To “consume” means to eat. From that simple act of taking care of one of our most basic needs – to take in nutrients to literally keep body and soul together – the word was broadened to include our utilisation any resource. We talk about consuming the forests and fossil fuels, for instance. But, with the expansion of the term, there was an interesting disjuncture from its original utilisation: “consuming” is no longer linked with needs. And herein lies a predicament for modern man: consumerism. With oil wealth in the offing, it may be the time to look ahead.
For most of our existence, man used those resources from his environment that took care of his basic needs: food, shelter and clothing.
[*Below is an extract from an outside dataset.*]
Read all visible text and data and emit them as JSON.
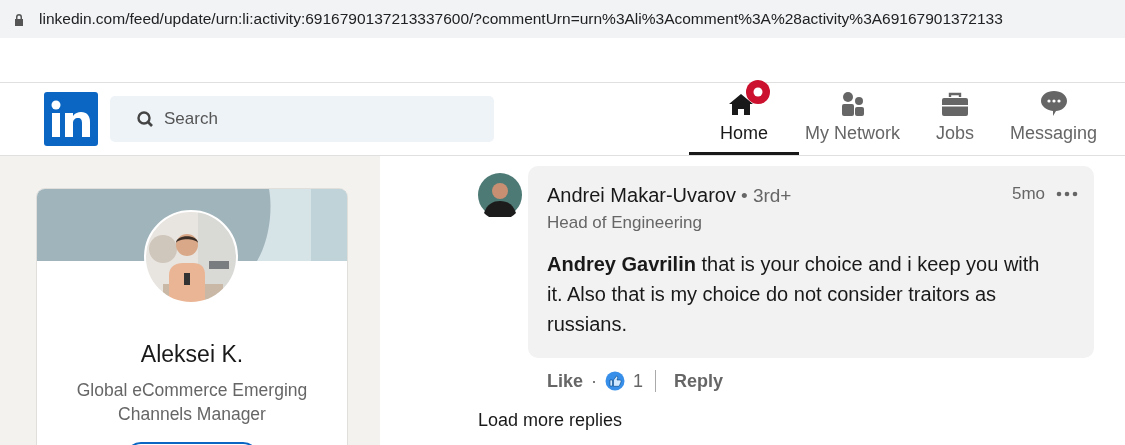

As he developed the facility and technology to increase the production of the necessary resources, he obviously began to consume more.
But this is not the problem that we want to identify; this is not consumerism. While eating too much food, building 100-storey skyscrapers, or manufacturing polyesters might engender problems of their own, needs are still being satisfied. This is just overconsumption, and while it has some overlap with consumerism, it is important to distinguish the two. The first is a problem, but the second is a disease. And we are fast becoming afflicted by the latter in Guyana.
Consumerism is more of an attitude or a lifestyle, rather than the simple act of consuming this or that. Today, it has assumed the dimension of a religion or a creed. After all, it’s not called an ‘ism’ for nothing. In the ideological framework of consumerism, consumption becomes an end in itself, and people are hungry to consume more and more, regardless of their needs or their means. The essence of consumerism is that the level of consumption becomes the yardstick of an individual’s worth.
We can do worse that observe that consumerism is so deeply imbedded in our modern discourse that our quest for development is invariably measured in terms of consumption – measured always in monetary terms, of course. We are “underdeveloped” if we don’t have so many phones per household, or consume so many units of electricity.
The developed world is our standard, never mind that the level of their consumption is such that it would be impossible for the entire world to achieve that with the resources ultimately available to us on Planet Earth. But more insidious is that, even when the availability of the new resources that may make our lives a bit easier is secured, we demand more of the same. We should not miss the irony that all we desire are now dubbed “goods”.
Since money is the medium for securing the “goods”, its possession and the quantum of that possession is now the measure of worth of man. Money makes the world go around, we are assured. The problem is not with bigger cars, more clothes, and costlier cell phones. As pointed out earlier, it is human to consume and to improve our quality of life.
But strip human beings of their other qualities and attributes and reduce them to this single dimension of being consumers of this or that, – all based on how much money you have – and you have a problem. When what we consume is no longer tied to what we need or what we can afford, it becomes a dangerous thing
In Guyana, the PPP-Government’s Low Carbon Development Strategy (LCDS) implicitly acknowledged and began to address the disease of consumerism. By factoring the depletion of our world’s resources and our responsibility to ensure that our utilisation is sustainable, we are impelled to question our consumption patterns. Some might say that we are short-circuiting our efforts to live as those in the ‘developed” countries. But do we really want to experience the angst, anomie, alienation – call it what you may – that accompanies their consumerism gone wild?
All religions caution against the evil of consumerism. Greed is a sin, and simplicity a virtue.